¿Quién puede estar feliz?

La clase política de Guerrero -todos sus actores- debe estar más que preocupada. Lo que se vivió el pasado domingo 5 de julio es como para prenderle los focos rojos de todos los partidos, incluyendo aquellos que ganaron en las urnas.

Guerrero obtuvo el nada honroso segundo lugar en abstencionismo en México. Mientras el porcentaje nacional arrojó un 44% de participación ciudadana, en Acapulco en dos distritos apenas llegaron al 27% de votación, uno de ellos fue el 9 de Acapulco, es decir, 73% prefirió ignorar las elecciones.

¿Cómo pueden estar felices los que obtuvieron apenas un 11% del voto del padrón electoral? ¿Es en serio una representatividad ese porcentaje? ¿Ese 70% que se quedó en su casa puede estar feliz de que un minoría, de la minoría, decida por ellos?

Las causas del desencanto ciudadano por las elecciones pueden ser muchas. Pero también cada uno de los habitantes inscritos en el padrón electoral se debe preguntar qué es lo que quiere como instituciones.

Y esto tiene efecto porque lo que se eligió la semana pasada fue a quienes serán los que determinarán el rumbo de nuestro país. Anteriormente el Poder Ejecutivo imponía diputados federales y senadores, motivo por el cual sólo a él le rendían cuentas.

Ahora, las cosas son distintas. No para avance en favor de la ciudadanía desgraciadamente. En estos tiempos los legisladores responden más a intereses políticos personales y partidistas, antes que de la sociedad. ¿A qué cree que van varios de los recien electos diputados? Respuesta: a usar el dinero público para promoverse para otro cargo que puede ser: alcalde, gobernador, senador, etc., ésas son sus prioridades… si no al tiempo.

El problema es que ellos para obtener la nominación que les interesa les sirven de levantadedos a los intereses de sus grupos polìticos y partidos. Sería iluso pensar que al último lo
hicieran por la sociedad,  porque ni ese lugar tenemos en sus objetivos.
EL REGRESO DEL PRI.- Una vez más quedó demostrado, cuando la ciudadanía decide no acudir a las urnas, los que ganan son los votos corporativos, los que manejan más intereses, más compromisos, los que mantienen una especie de votos esclavos, a los que controlan con dádivas en muchas de las veces. Esto no es privativo de un solo partido, lo hacen la mayoría. Pero el regreso del PRI al menos en Guerrero se debió en parte a que los que llegaron en diciembre tienen la experiencia de saber cómo se pulsa el mecanismo para que el corporativismo gane… cuando la gente se queda en su casa. Como ocurrió aquí.

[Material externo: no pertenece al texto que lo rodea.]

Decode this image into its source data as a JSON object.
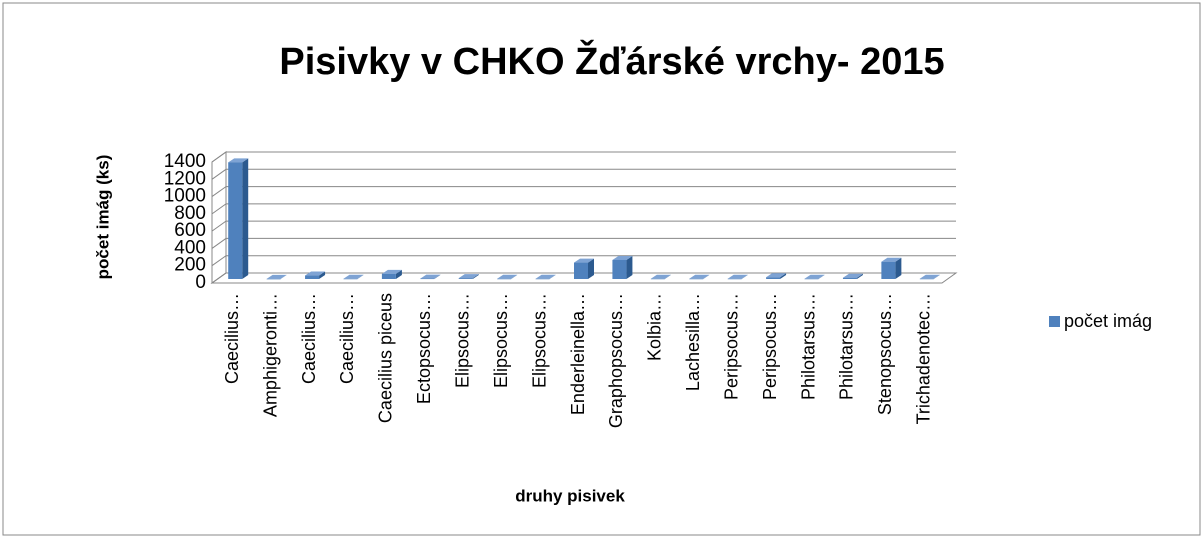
{
  "chart_data": {
    "type": "bar3d",
    "title": "Pisivky v CHKO Žďárské vrchy- 2015",
    "x_label": "druhy pisivek",
    "y_label": "počet imág (ks)",
    "categories": [
      "Caecilius…",
      "Amphigeronti…",
      "Caecilius…",
      "Caecilius…",
      "Caecilius piceus",
      "Ectopsocus…",
      "Elipsocus…",
      "Elipsocus…",
      "Elipsocus…",
      "Enderleinella…",
      "Graphopsocus…",
      "Kolbia…",
      "Lachesilla…",
      "Peripsocus…",
      "Peripsocus…",
      "Philotarsus…",
      "Philotarsus…",
      "Stenopsocus…",
      "Trichadenotec…"
    ],
    "series": [
      {
        "name": "počet imág",
        "color": "#4f81bd",
        "values": [
          1350,
          2,
          40,
          3,
          60,
          5,
          10,
          3,
          3,
          190,
          220,
          3,
          3,
          3,
          20,
          3,
          15,
          200,
          3
        ]
      }
    ],
    "ylim": [
      0,
      1400
    ],
    "yticks": [
      0,
      200,
      400,
      600,
      800,
      1000,
      1200,
      1400
    ],
    "grid": true,
    "legend": "right"
  }
}
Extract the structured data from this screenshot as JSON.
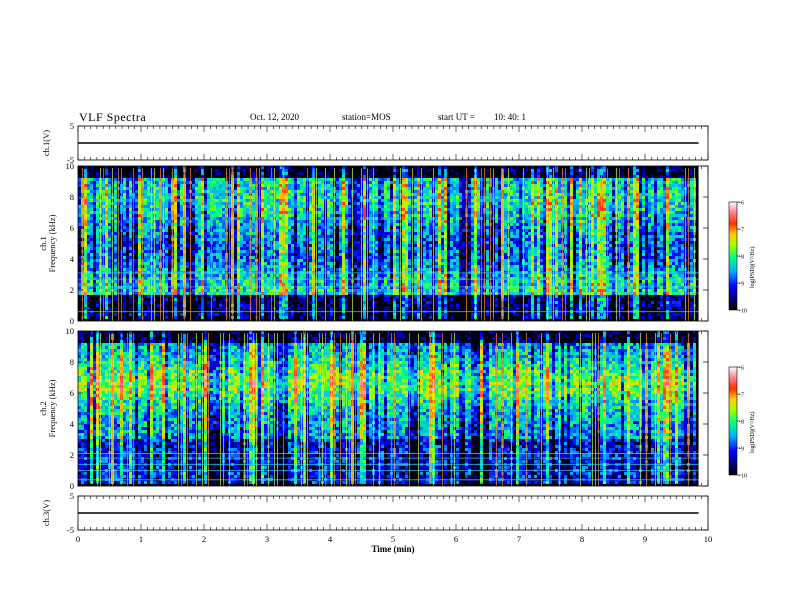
{
  "header": {
    "title": "VLF Spectra",
    "date": "Oct. 12, 2020",
    "station": "station=MOS",
    "start_label": "start UT =",
    "start_value": "10: 40: 1"
  },
  "chart_data": [
    {
      "type": "line",
      "panel": "ch1-waveform",
      "ylabel": "ch.1(V)",
      "ylim": [
        -5,
        5
      ],
      "yticks": [
        -5,
        5
      ],
      "xlim": [
        0,
        10
      ],
      "series": [
        {
          "x": [
            0,
            9.85
          ],
          "y": [
            0,
            0
          ]
        }
      ]
    },
    {
      "type": "heatmap",
      "panel": "ch1-spectrogram",
      "ylabel": "ch.1\nFrequency (kHz)",
      "ylim": [
        0,
        10
      ],
      "yticks": [
        0,
        2,
        4,
        6,
        8,
        10
      ],
      "xlim": [
        0,
        10
      ],
      "data_end_min": 9.85,
      "colorbar": {
        "label": "log(PSD)(V²/Hz)",
        "range": [
          -10,
          -6
        ],
        "ticks": [
          -10,
          -9,
          -8,
          -7,
          -6
        ]
      }
    },
    {
      "type": "heatmap",
      "panel": "ch2-spectrogram",
      "ylabel": "ch.2\nFrequency (kHz)",
      "ylim": [
        0,
        10
      ],
      "yticks": [
        0,
        2,
        4,
        6,
        8,
        10
      ],
      "xlim": [
        0,
        10
      ],
      "data_end_min": 9.85,
      "colorbar": {
        "label": "log(PSD)(V²/Hz)",
        "range": [
          -10,
          -6
        ],
        "ticks": [
          -10,
          -9,
          -8,
          -7,
          -6
        ]
      }
    },
    {
      "type": "line",
      "panel": "ch3-waveform",
      "ylabel": "ch.3(V)",
      "ylim": [
        -5,
        5
      ],
      "yticks": [
        -5,
        5
      ],
      "xlim": [
        0,
        10
      ],
      "xticks": [
        0,
        1,
        2,
        3,
        4,
        5,
        6,
        7,
        8,
        9,
        10
      ],
      "xlabel": "Time (min)",
      "series": [
        {
          "x": [
            0,
            9.85
          ],
          "y": [
            0,
            0
          ]
        }
      ]
    }
  ]
}
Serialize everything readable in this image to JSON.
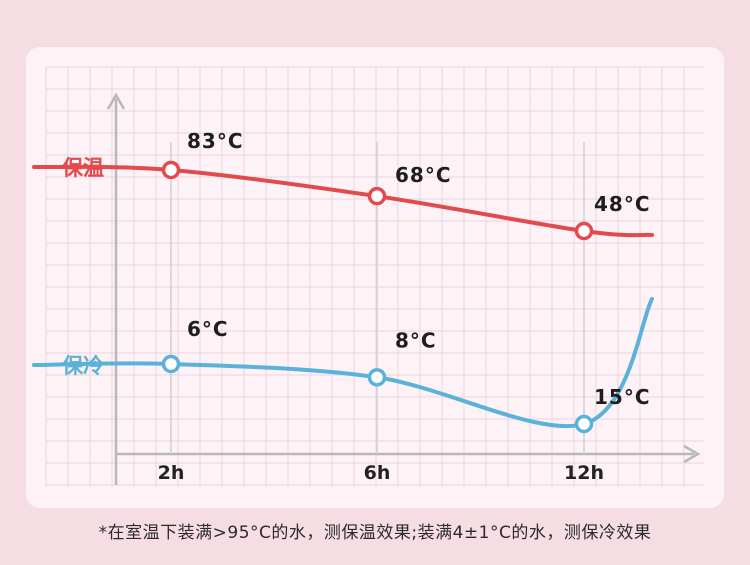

INDIGNACION.- Lo que le sucedió a la familia Le Barón en Chihuahua le alcanza a todos, a todos los mexicanos que quieren un país en paz, a toda la sociedad que está harta de tanta inseguridad y avance de la delincuencia, a todos aquellos que sueñan con dejarle una nación diferente a sus hijos, a todos los que quieran alzar la voz, porque quedó demostrado que con toda la impunidad del mundo, la pueden callar en el momento en que se les antoje.

MAS BANCAZOS.- Sólo en este mes van alrededor de 6 asaltos bancarios en Acapulco, casi uno por día. Nadie puede moverse y asaltar con impunidad si no es protegido desde un sector de los que tienen la obligación de brindarle seguridad a la sociedad. ¿Alguien le quiere jugar al héroe? Respuesta: nadie. Lo que sucedió en Chihuahua es el mejor ejemplo de porqué no.